Here we’ll tell you why, when, and how you should aerate your lawn.
In many people’s eyes, aeration is king when it comes to lawn maintenance. The main reason is that it allows settled soil to breathe. Tiny holes created during the process supply the grass with oxygen, promoting healthy growth. They also enable fertilizer to reach deeper layers of the ground to further facilitate flourishing. This translates to stronger roots and a lower risk of soil compaction.
Now that it’s clear that aeration doesn’t have an alternative, when should you perform this process? Well, it depends on the type of grass.
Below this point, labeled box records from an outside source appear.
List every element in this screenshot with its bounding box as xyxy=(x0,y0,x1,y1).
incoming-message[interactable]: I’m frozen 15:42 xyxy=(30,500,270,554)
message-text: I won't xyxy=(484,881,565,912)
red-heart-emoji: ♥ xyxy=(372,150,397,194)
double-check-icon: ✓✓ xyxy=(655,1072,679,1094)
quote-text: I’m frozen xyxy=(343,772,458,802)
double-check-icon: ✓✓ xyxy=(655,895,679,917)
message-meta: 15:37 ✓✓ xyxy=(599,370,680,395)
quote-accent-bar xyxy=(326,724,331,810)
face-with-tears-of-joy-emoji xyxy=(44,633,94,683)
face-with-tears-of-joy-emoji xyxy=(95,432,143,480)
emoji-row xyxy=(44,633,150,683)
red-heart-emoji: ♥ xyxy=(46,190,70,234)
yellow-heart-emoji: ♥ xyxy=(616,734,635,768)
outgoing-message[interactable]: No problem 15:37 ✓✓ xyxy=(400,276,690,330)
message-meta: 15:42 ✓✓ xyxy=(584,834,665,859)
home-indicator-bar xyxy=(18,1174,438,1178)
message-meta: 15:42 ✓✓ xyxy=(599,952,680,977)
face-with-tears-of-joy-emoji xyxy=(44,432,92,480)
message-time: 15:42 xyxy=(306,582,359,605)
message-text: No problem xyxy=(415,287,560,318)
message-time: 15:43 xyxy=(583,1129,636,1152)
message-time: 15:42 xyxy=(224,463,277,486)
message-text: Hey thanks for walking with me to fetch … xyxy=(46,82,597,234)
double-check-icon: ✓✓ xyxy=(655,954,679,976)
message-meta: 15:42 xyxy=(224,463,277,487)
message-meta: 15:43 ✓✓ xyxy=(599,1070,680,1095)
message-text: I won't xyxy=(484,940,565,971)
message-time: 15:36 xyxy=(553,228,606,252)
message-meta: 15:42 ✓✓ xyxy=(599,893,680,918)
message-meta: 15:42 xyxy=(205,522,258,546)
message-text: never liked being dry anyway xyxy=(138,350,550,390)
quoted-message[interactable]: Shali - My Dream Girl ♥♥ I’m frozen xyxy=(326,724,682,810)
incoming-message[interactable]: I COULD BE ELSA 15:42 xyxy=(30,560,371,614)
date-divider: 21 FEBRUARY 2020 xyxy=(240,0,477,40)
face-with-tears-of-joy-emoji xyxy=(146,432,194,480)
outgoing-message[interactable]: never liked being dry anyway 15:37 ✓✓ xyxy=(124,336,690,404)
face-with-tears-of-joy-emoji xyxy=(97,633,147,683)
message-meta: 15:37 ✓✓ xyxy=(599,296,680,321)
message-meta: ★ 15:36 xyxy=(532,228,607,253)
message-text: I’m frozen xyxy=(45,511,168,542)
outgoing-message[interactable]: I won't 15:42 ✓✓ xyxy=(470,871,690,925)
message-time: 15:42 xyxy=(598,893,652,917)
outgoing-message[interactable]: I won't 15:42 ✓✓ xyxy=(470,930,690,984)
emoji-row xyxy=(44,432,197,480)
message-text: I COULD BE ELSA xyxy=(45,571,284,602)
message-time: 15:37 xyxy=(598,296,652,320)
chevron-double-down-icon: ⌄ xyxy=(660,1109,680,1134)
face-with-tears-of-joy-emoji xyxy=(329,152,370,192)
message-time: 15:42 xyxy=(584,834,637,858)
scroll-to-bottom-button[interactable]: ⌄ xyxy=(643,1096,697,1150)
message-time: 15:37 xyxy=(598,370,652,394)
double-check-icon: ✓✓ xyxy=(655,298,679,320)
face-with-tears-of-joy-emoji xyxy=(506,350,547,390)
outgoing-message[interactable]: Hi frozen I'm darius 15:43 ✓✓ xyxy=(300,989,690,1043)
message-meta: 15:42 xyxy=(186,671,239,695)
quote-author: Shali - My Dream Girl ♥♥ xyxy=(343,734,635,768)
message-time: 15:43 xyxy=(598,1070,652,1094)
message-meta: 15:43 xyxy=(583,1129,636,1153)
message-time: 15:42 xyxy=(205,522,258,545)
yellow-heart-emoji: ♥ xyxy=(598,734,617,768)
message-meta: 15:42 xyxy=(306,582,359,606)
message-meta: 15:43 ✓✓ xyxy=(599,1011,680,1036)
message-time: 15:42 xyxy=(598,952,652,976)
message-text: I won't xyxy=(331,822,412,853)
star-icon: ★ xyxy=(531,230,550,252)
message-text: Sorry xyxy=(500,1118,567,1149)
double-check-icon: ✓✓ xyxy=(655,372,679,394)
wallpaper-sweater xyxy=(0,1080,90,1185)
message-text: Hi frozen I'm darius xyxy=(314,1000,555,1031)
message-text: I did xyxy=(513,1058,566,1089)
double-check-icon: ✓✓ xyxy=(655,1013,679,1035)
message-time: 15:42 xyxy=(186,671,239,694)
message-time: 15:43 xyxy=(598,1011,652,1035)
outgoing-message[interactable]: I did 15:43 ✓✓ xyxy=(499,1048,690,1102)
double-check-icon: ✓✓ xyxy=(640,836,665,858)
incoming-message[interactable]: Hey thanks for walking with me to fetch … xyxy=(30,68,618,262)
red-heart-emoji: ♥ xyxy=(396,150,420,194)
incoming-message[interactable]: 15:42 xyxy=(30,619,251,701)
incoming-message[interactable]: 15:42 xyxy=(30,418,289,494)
On the one hand, you should aerate warm-season plants in early summer or late spring. On the other hand, cool-season grasses require aeration in late February, early March, or fall.
All that remains is to see how to aerate your turf:
- • Get a lawn core aerator, which can be found at most home improvement stores. If you want to improvise, a pitchfork might do the trick, but an aerator is the superior tool.
- • Water the turf moderately about 24 hours before the aeration. Don’t go overboard because too much water can create mud.
- • Start poking holes in the ground with your aerator or pitchfork. They should be between two and three inches deep and approximately three inches apart. If you’re using an aerator, don’t remove the plugs from the grass because they’ll supply the plants with much-needed nutrients.
- • Water your grass every couple of days after the aeration. You can also consider overseeding the turf at this point – just be sure to do so in the first few days after the process.
- • Your lawn will need to be aerated when it gets compacted or when it gets damaged by kids or pets.
- • You should aerate your lawn when the soil is moist after it has rained as it’s difficult to aerate dry soil.
- • There are a few different aerators that you can use for your lawn such as spikes, slicers and core aerators.
“Deprived of their basic needs by compacted soil, lawn grasses struggle in stressful situations, such as heat and low rainfall, and lose their healthy, rich color.”